Richmond, GA
NONFICTION
by Erin Malanaphy
The room was slightly hazy as my mom stared, stunned, at my aunt Colleen and I, both sat cross-legged on the small twin-sized bed of her attic, as we passed a small bowl between us. It was my aunt’s; one of those small, brass hand pipes that held barely anything. My mom hated weed. Not the fact that people smoked it, just the smell of it. She knew it mollified my anxiety and it eased the pain my aunt felt from her treatments. Plus, my aunt just loved weed.
My mom hadn’t known about my habit until very recently, which would definitely explain the laughable expression painted across her face. I suppose mine probably wasn’t too far off from hers; I almost felt like the ghost of my seventeen-year-old self, too much eyeliner caked to my waterline and the musky weed scent that habitually clung to my skin masked by too much vanilla perfume. I couldn’t tell you when exactly my family turned into a group of potheads. All I know is that my grandfather would be rolling in his grave.
“God, that stuff stinks,” my mom joked as she grabbed a book from her giant black purse. It was the kind of purse that was just big enough to be a hassle to carry around, stuffed to the brim with necessities alongside many other things I couldn’t possibly imagine her needing while going about her day. I was definitely my mother’s daughter in that way.
It was the summer in the south and the heat was relentless. Sunlight shone down at us in the loft of Colleen’s house in Georgia, the sun basking us in midday glow. A large bay window above her desk allowed the warmth outside to seep in, coating my skin like honey and reflecting off the soft fuzz of my arms. The school year had just ended, and only a few days after coming home for the summer my mom and I had made the fifteen hour drive, split up between two days, down to Richmond. After we had settled in after our six hour trip this morning, my aunt had beckoned me up to the attic where we were staying.
“Stop being dramatic,” my aunt retorted as she struggled with the lighter. My mom and Colleen were the two youngest, with my mom being older by a few years, of four siblings that couldn’t be any more different if they tried. I never had the capacity to grasp it when I was younger, but the more years that went by, the more I gained a quiet admiration for the ways in which my mom and her siblings made such an effort to stay in the orbits of each others’ lives.

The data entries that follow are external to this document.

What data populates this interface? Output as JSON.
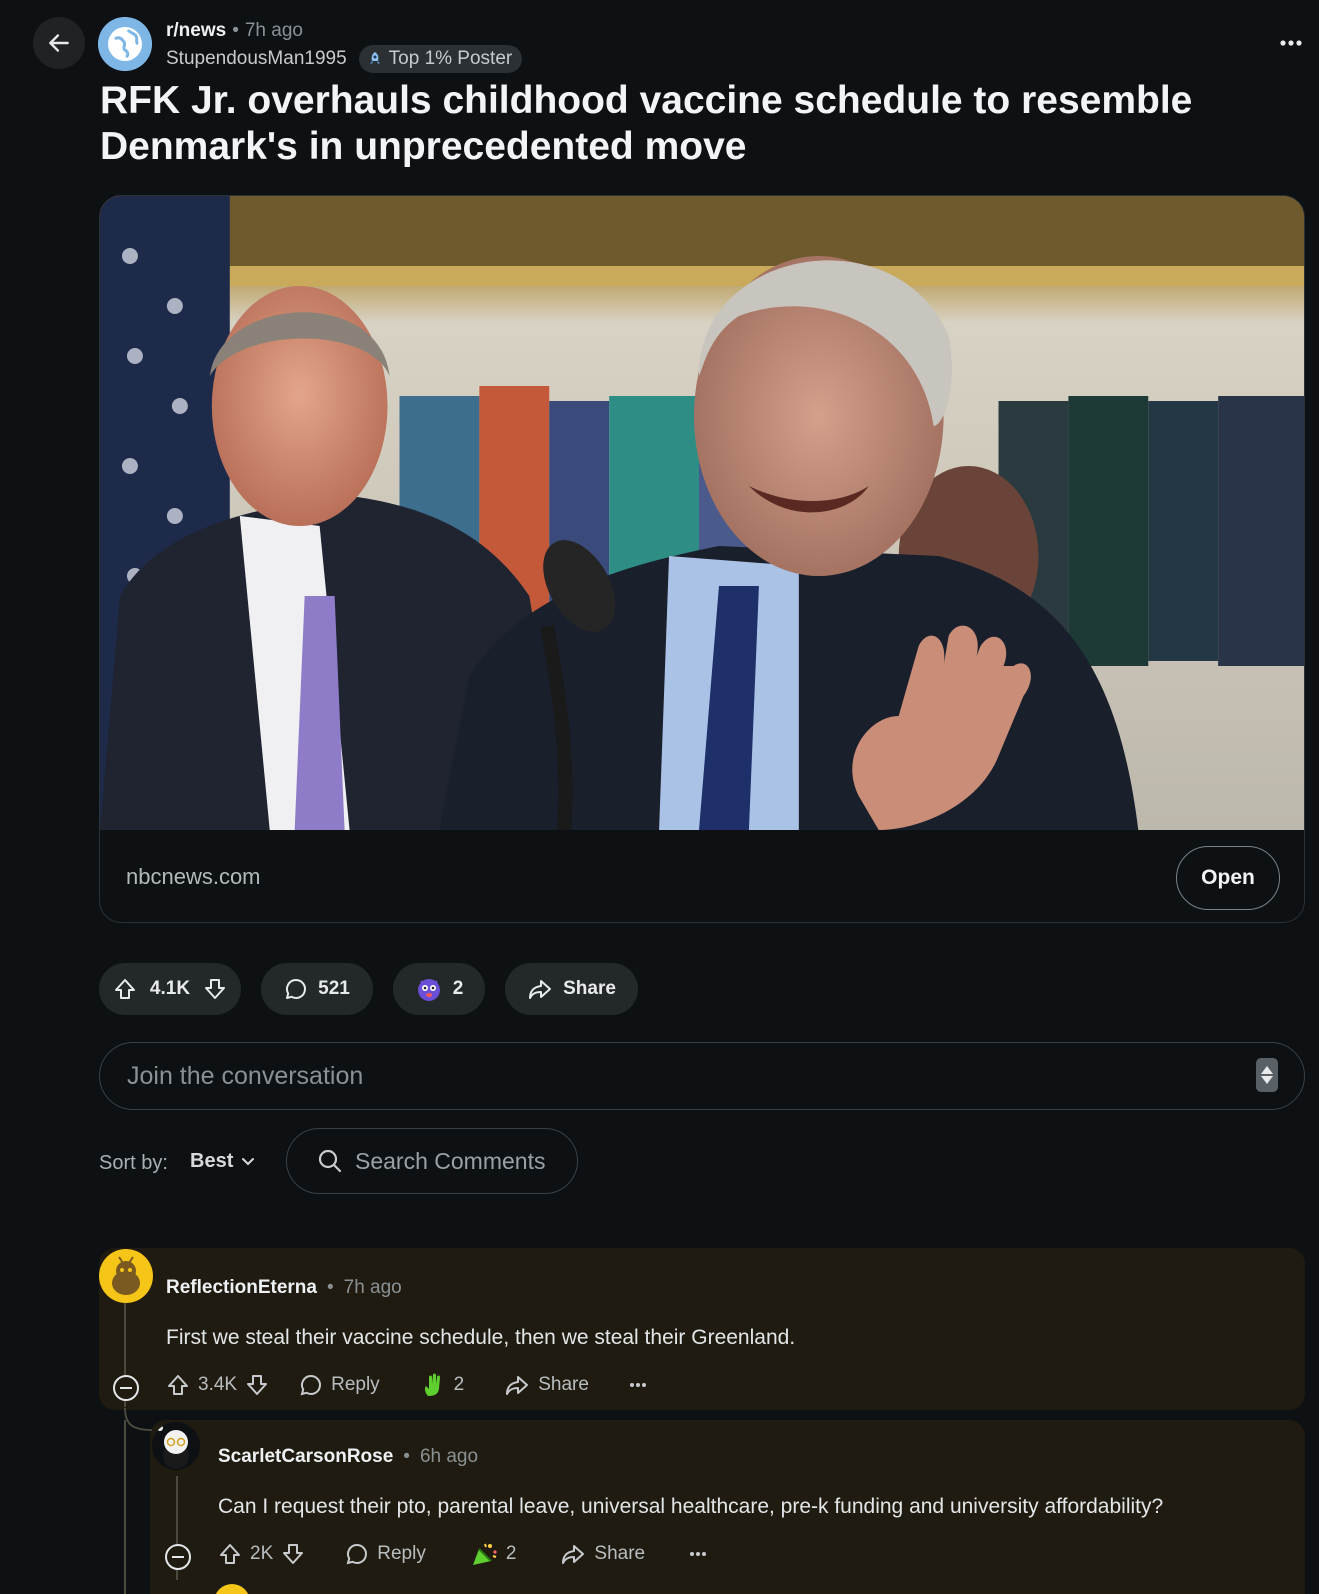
{
  "header": {
    "subreddit": "r/news",
    "post_time": "7h ago",
    "author": "StupendousMan1995",
    "flair": "Top 1% Poster"
  },
  "post": {
    "title": "RFK Jr. overhauls childhood vaccine schedule to resemble Denmark's in unprecedented move",
    "domain": "nbcnews.com",
    "open_label": "Open",
    "score": "4.1K",
    "comment_count": "521",
    "award_count": "2",
    "share_label": "Share"
  },
  "composer": {
    "placeholder": "Join the conversation"
  },
  "sort": {
    "label": "Sort by:",
    "value": "Best"
  },
  "search": {
    "placeholder": "Search Comments"
  },
  "comments": [
    {
      "author": "ReflectionEterna",
      "time": "7h ago",
      "body": "First we steal their vaccine schedule, then we steal their Greenland.",
      "score": "3.4K",
      "reply_label": "Reply",
      "award_count": "2",
      "share_label": "Share"
    },
    {
      "author": "ScarletCarsonRose",
      "time": "6h ago",
      "body": "Can I request their pto, parental leave, universal healthcare, pre-k funding and university affordability?",
      "score": "2K",
      "reply_label": "Reply",
      "award_count": "2",
      "share_label": "Share"
    }
  ],
  "colors": {
    "background": "#0e1113",
    "pill": "#23282b",
    "comment_highlight": "#1f1b10",
    "text": "#d7dadc"
  }
}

They didn’t always agree, either, but they were there for each other at the end of the day regardless. They were all as headstrong as they were obstinately loyal. My mom and her brother didn’t speak anymore, but they still always say hello at Christmas Eve. It always struck me as a poignant kind of feeling, in the same way that you may not speak to a person anymore, but always think about them on their birthday.
My mom and Colleen playfully bickered as I exhaled, passing the bowl back to my aunt. I felt a sharp buzzing start by my leg and looked down quickly to see the call coming through. I stared at it momentarily as I felt my aunt’s eyes redirected towards me.
“Hon?”
The heat gripped me that summer, burning hot and feverish. I lived and died by the dog days that presented themselves, exhaling the sting of chlorine from my nose during the week and dozing off in the bed of my first love every spare moment I had.
“Hello?”
The heat consumed me, warming me by my feet but burning me by my chest. It was refreshing but it was heat exhaustion. It’s a daze that can only appear to me now in a sleepless dream; I may forget the heat exhaustion, but I’ll never forget the burning.
“Hey, kid.”
I’m pulled back now to my room, illuminated by the purple light of my lamp and staring despondently at the worried face of my aunt. It’s early November and she’s now made to fit in my phone screen, her glasses lighting up with the reflection of hers. Her hair is growing back salt-and-pepper and she subconsciously rubs her hand through it as she brings me back.
“Yeah,” I whisper meekly back, meeting her eyes. It all struck me as the exact sort of loneliness that you only recognize in someone else’s company.
“You know the pain won’t be there forever. It just wants you to think that it will be so that it can stay around a little longer,” my aunt says, her eyes glassy. She lived in a hot environment and was used to the heat exhaustion, although I wished more than anything that she didn’t have to be.
I don’t think I’ll ever forget the feeling of burning; all I can swear is that I’ll never have to feel heat exhaustion again.